BART's existing powers as granted under the California Public Utilities Code, in fact, provide the agency with the option of pursuing these revenue-enhancement strategies, also known as land value recapture. BART is authorized to create special assessment districts that could tax real estate around newly built stations, for example, and use those funds to pay off bonds that paid for the station expansion and other expenses.
Large commercial property owners in the Bay Area, however, have traditionally resisted such proposals to fund BART and other transit projects. "Those private parties sway far more political influence than you or I," noted Smith.
"Land value recapture is a great idea," Marcantonio agreed. But he added that many large property owners oppose such ideas and think, "'Why should we fork over our windfall profits when poor people can pay?'"

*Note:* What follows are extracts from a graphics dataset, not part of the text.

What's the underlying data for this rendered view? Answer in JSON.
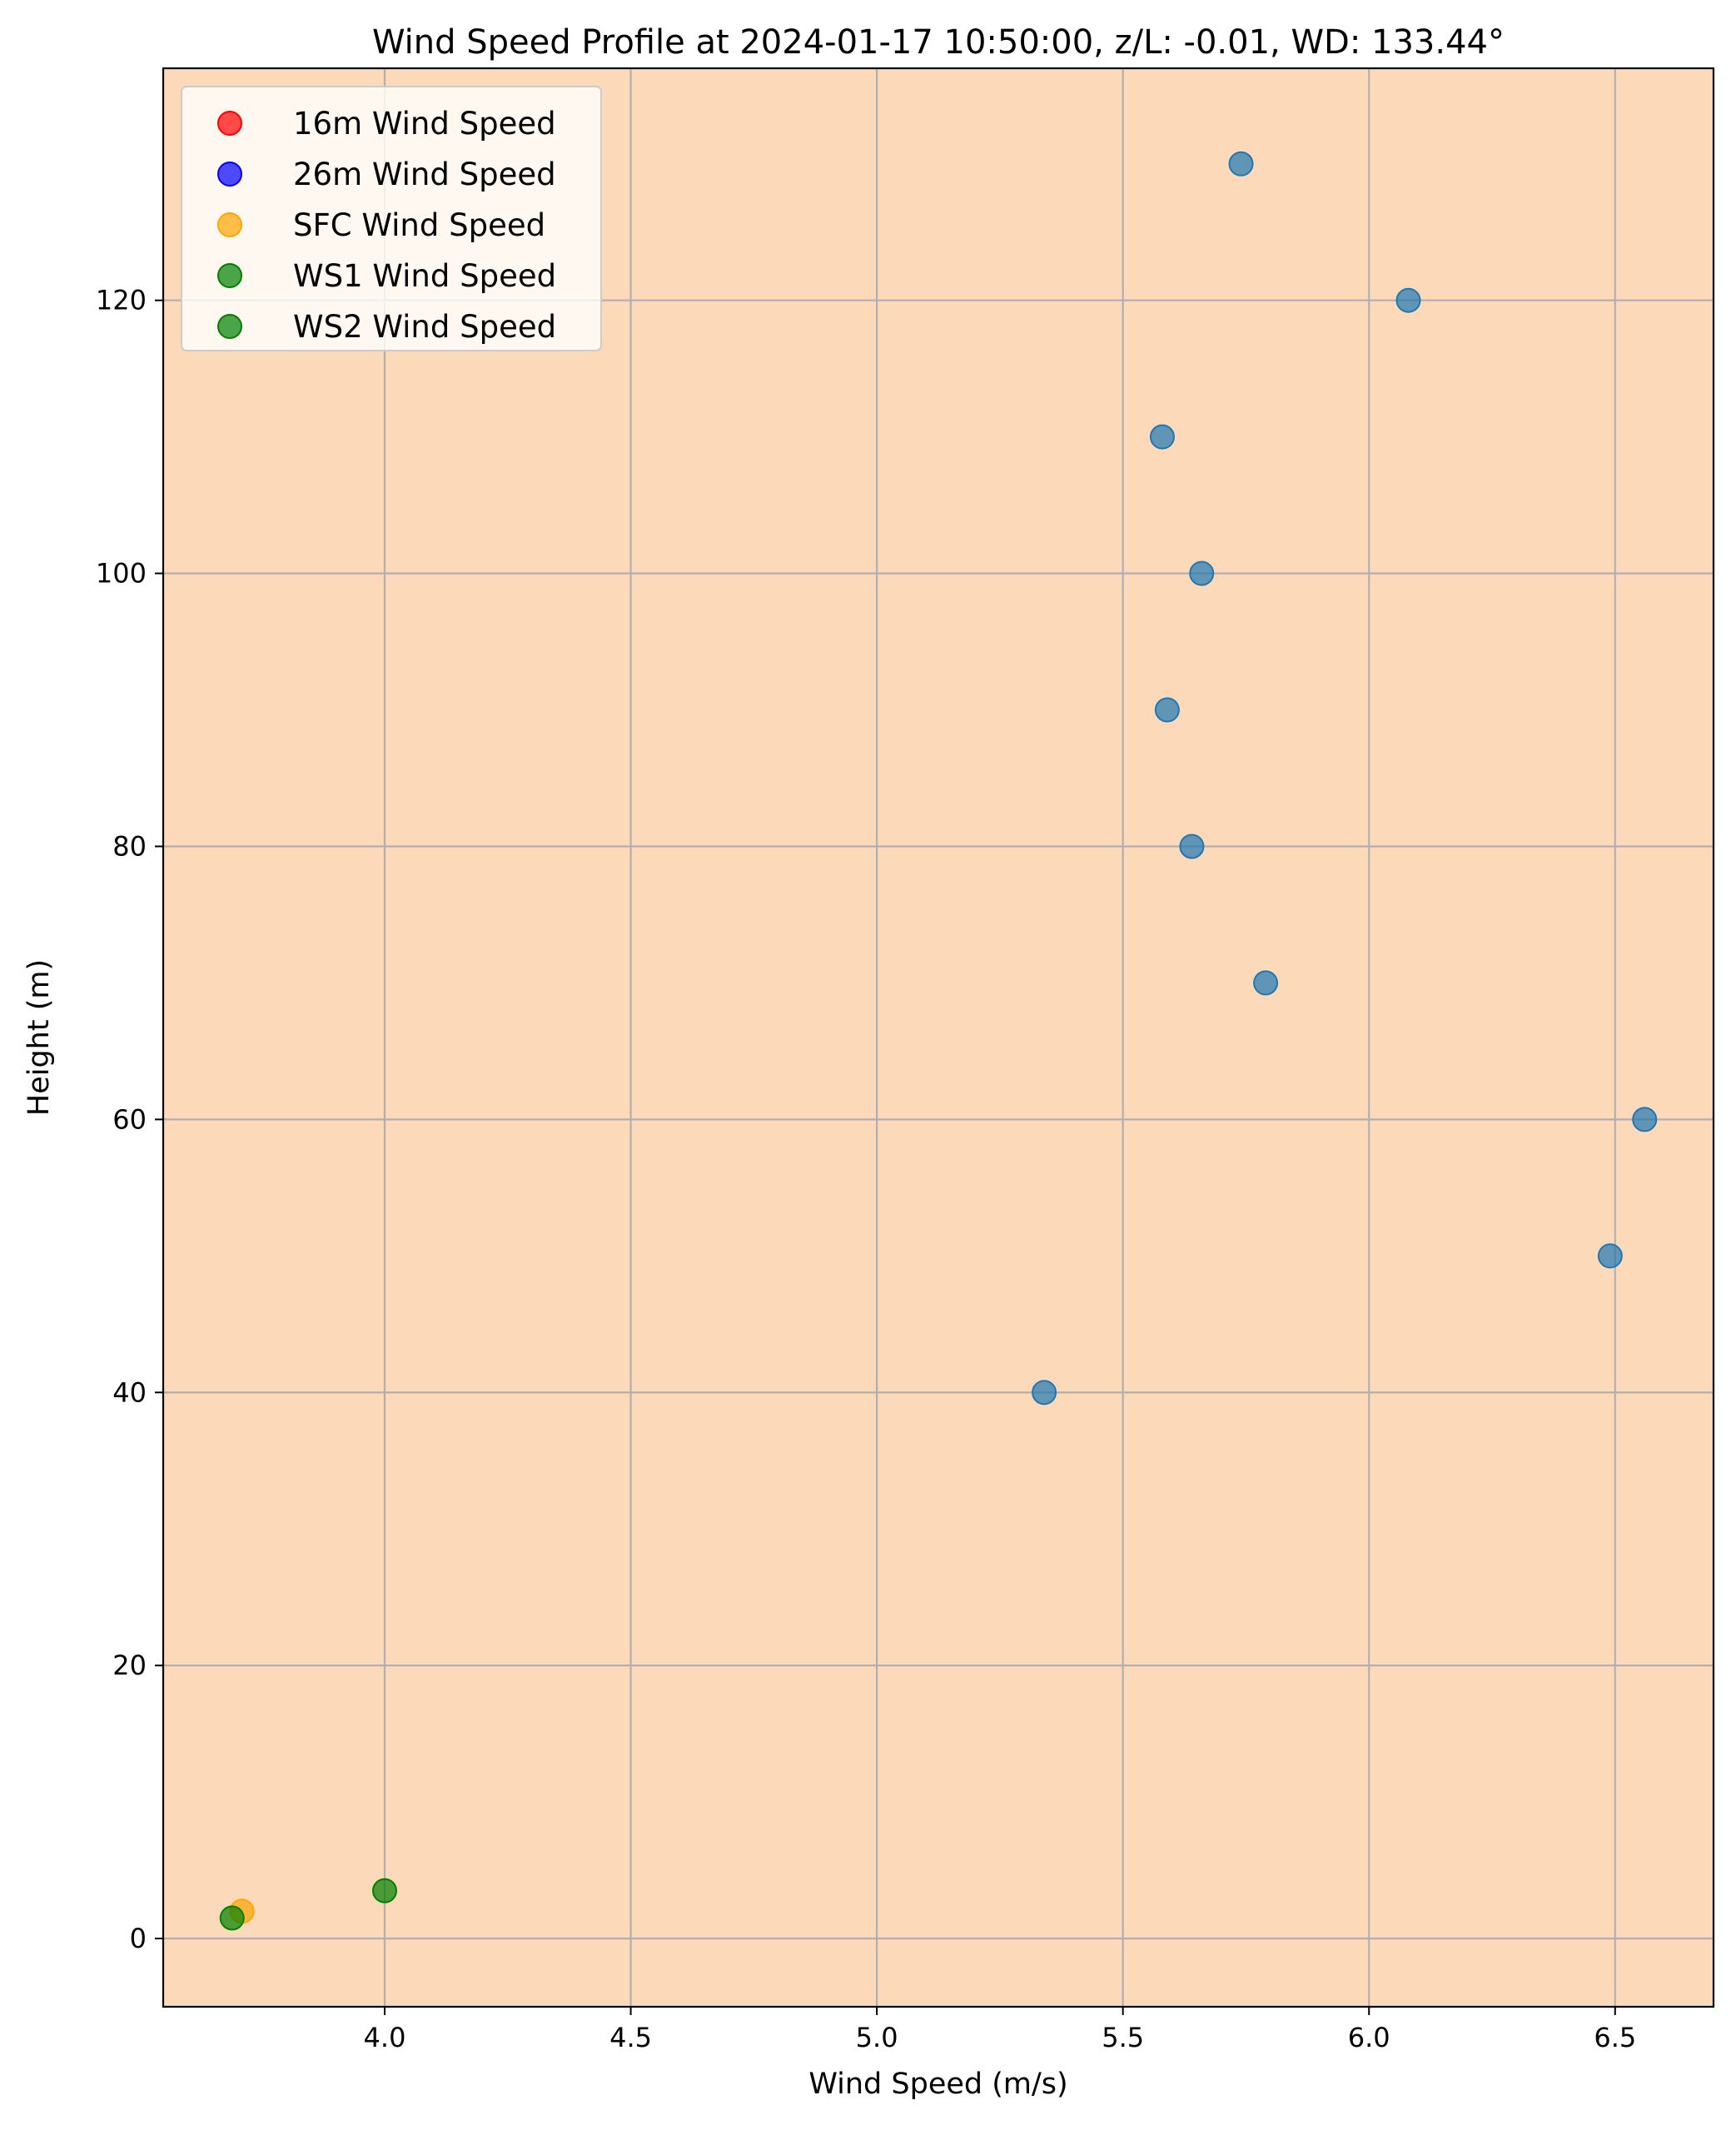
{
  "chart_data": {
    "type": "scatter",
    "title": "Wind Speed Profile at 2024-01-17 10:50:00, z/L: -0.01, WD: 133.44°",
    "xlabel": "Wind Speed (m/s)",
    "ylabel": "Height (m)",
    "xlim": [
      3.55,
      6.7
    ],
    "ylim": [
      -5,
      137
    ],
    "xticks": [
      "4.0",
      "4.5",
      "5.0",
      "5.5",
      "6.0",
      "6.5"
    ],
    "yticks": [
      "0",
      "20",
      "40",
      "60",
      "80",
      "100",
      "120"
    ],
    "grid": true,
    "background": "#fcd9b8",
    "legend_position": "upper-left",
    "series": [
      {
        "name": "16m Wind Speed",
        "color": "#ff0000",
        "points": []
      },
      {
        "name": "26m Wind Speed",
        "color": "#0000ff",
        "points": []
      },
      {
        "name": "SFC Wind Speed",
        "color": "#ffa500",
        "points": [
          {
            "x": 3.71,
            "y": 2
          }
        ]
      },
      {
        "name": "WS1 Wind Speed",
        "color": "#008000",
        "points": [
          {
            "x": 4.0,
            "y": 3.5
          }
        ]
      },
      {
        "name": "WS2 Wind Speed",
        "color": "#008000",
        "points": [
          {
            "x": 3.69,
            "y": 1.5
          }
        ]
      },
      {
        "color": "#1f77b4",
        "points": [
          {
            "x": 5.34,
            "y": 40
          },
          {
            "x": 6.49,
            "y": 50
          },
          {
            "x": 6.56,
            "y": 60
          },
          {
            "x": 5.79,
            "y": 70
          },
          {
            "x": 5.64,
            "y": 80
          },
          {
            "x": 5.59,
            "y": 90
          },
          {
            "x": 5.66,
            "y": 100
          },
          {
            "x": 5.58,
            "y": 110
          },
          {
            "x": 6.08,
            "y": 120
          },
          {
            "x": 5.74,
            "y": 130
          }
        ]
      }
    ]
  }
}
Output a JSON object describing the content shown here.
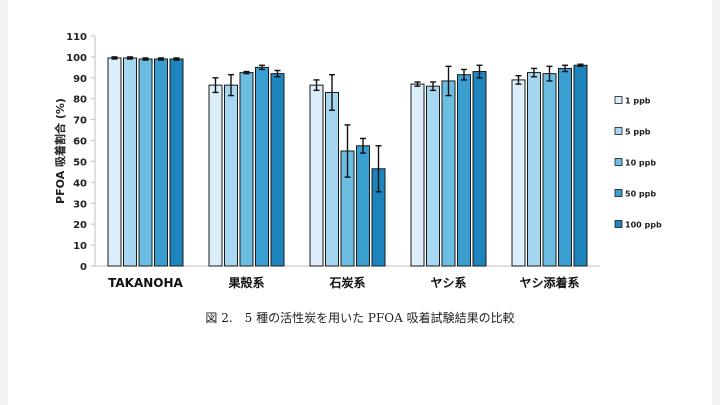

As a result, it would be an uphill fight to convince real estate interests and corporations in San Francisco to agree to pay taxes to help BART when there's no incentive for them to do so — since the system has been serving them for decades. However, that may not necessarily be the case for land owners and companies that stand to benefit greatly if BART is extended to them in the future.
"All of this works best if a transit agency takes this on early in the process," explained Cervero. "It's tougher to do with a mature, built-up system. [But] as BART extends lines to Livermore, San Jose, etc., it should consider introducing these kinds of assessment tools for properties near planned stations."